Dabei sind ihre Gedichte – sind das noch Gedichte? Ja, so etwas darf mit Fug „Gedicht” heißen – eben gar nicht abstrakt, sondern eigentlich nur konkret, und sie wirken vielleicht abstrakt, aber nur weil der Leser natürlich ein sprechendes Ich und eine thematische Idee vermisst; aber Sprechende oder Angeredete sind durchaus da:
glimmen sagst, splitter sie: blinken, sie
knistern dir zu das ist: lichtspreu sagst
so: sprühts dir zu es tritt tränkend dir –
Es ist unfair, ein solches „zwischenstück” zu zitieren, aber fast alle Gedichte Anja Utlers sind Zwischenstücke, sind Abschnitte, Übergänge, Phasen in Verläufen, die dann „gründen – sich eintauschen” oder „balancen” heißen können oder „übernahmen” oder „auslösung” (wieder ganz körpernah zu denken: wie ein Knochen aus dem umgebenden Fleisch ausgelöst wird).
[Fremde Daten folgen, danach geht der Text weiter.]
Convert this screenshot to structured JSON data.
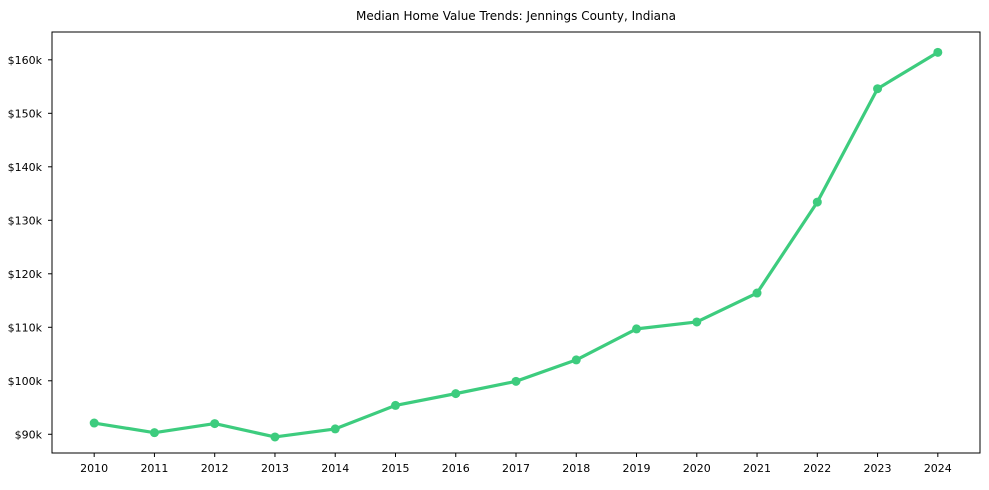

Wörter, sagt uns die Sprachtheorie – ach was, „Wörter” ist noch ein viel zu edles Wort, sagen wir lieber superneutral: „Zeichen” – Zeichen also sind natürlich ganz willkürlich, haben keine notwendige Beziehung auf das Bezeichnete. Poetische Sprache arbeitet sich daran ab, eine notwendige Beziehung vom Wort auf das Benannte herzustellen, einen Text so zu fügen, dass das Bezeichnete gar nicht anders als mit diesen Wörtern oder Worten in Erscheinung treten kann. Von der Wahl der Wörter oder Bilder her könnte man von Anja Utler sagen: Sie schreibt Körpergedichte, sie schreibt Naturgedichte, sie schreibt Liebesgedichte (nur macht sie keine Show daraus, lässt kein Kniegelenk lösendes Sentiment zu); sie wird wahrhaft „intim” mit ihren Sujets, aber sie wird, sozusagen, nicht persönlich. Aber doch sehr zärtlich.
Kein mythologisches Dekor
Was besonders hoch zu schätzen ist: In vier Gedichten wagt Utler sich an Mythen, an mythische Denkfiguren heran, und das glückt so ernst, weil sie keine Bildungspoesie daraus macht, nicht mit antiken poetischen Formen herumwirft noch bildungstouristisch in der Nähe der Cestius-Pyramide herumsitzt, sondern sich in Marsyas und Daphne, Chronos und die Sibylle hineinschmiegt, kein mythologisches Dekor braucht, sondern in den Konvulsionen des Leidens drin ist. Furchtbar umkreist sie Apolls Opfer Marsyas, bewegt klagt sie für Daphne. „Cantabile”, sangbar, wohllautend ist keines ihrer Gedichte, aber muss nicht so lockend, so rauh und gliederlösend die Liebe im Gedicht heute klingen?
will schon: du treibst dich mir zu
willst zum abbruch hin, hänge, du
trägst mir den: schiefer ab, schürfst,
ihn vom: kopf weg, den schultern
in wurzelstock kehle geröll: trennst mich
machst – wie entzwei sein – die scharfen
konturen mir fänge den wolfsrachen
fragen auch – werde ich? –
ich – schlag dich mir zu
Jetzt wäre noch zu handeln von den sprachrhythmischen Künsten von Anja Utler, wie sie den Fluss der Worte aufhalten, stauen kann und damit Dynamik und Körperlichkeit in ihre Zeilen bekommt. Was hiermit in Kurzform geschehen ist. Und nun noch ein hohes Lob für die wahrhaft geschmackvolle und gediegene Herstellung dieses außerordentlichen Gedichtbandes. Alles sehr aufregend und bemerkenswert.
Jörg Drews: Anja Utler: münden – entzüngeln. Gedichte. Verlag Edition Korrespondenzen, Wien 2004. 92 Seiten, 17,40 Euro. In: SZ, 23.9.2005.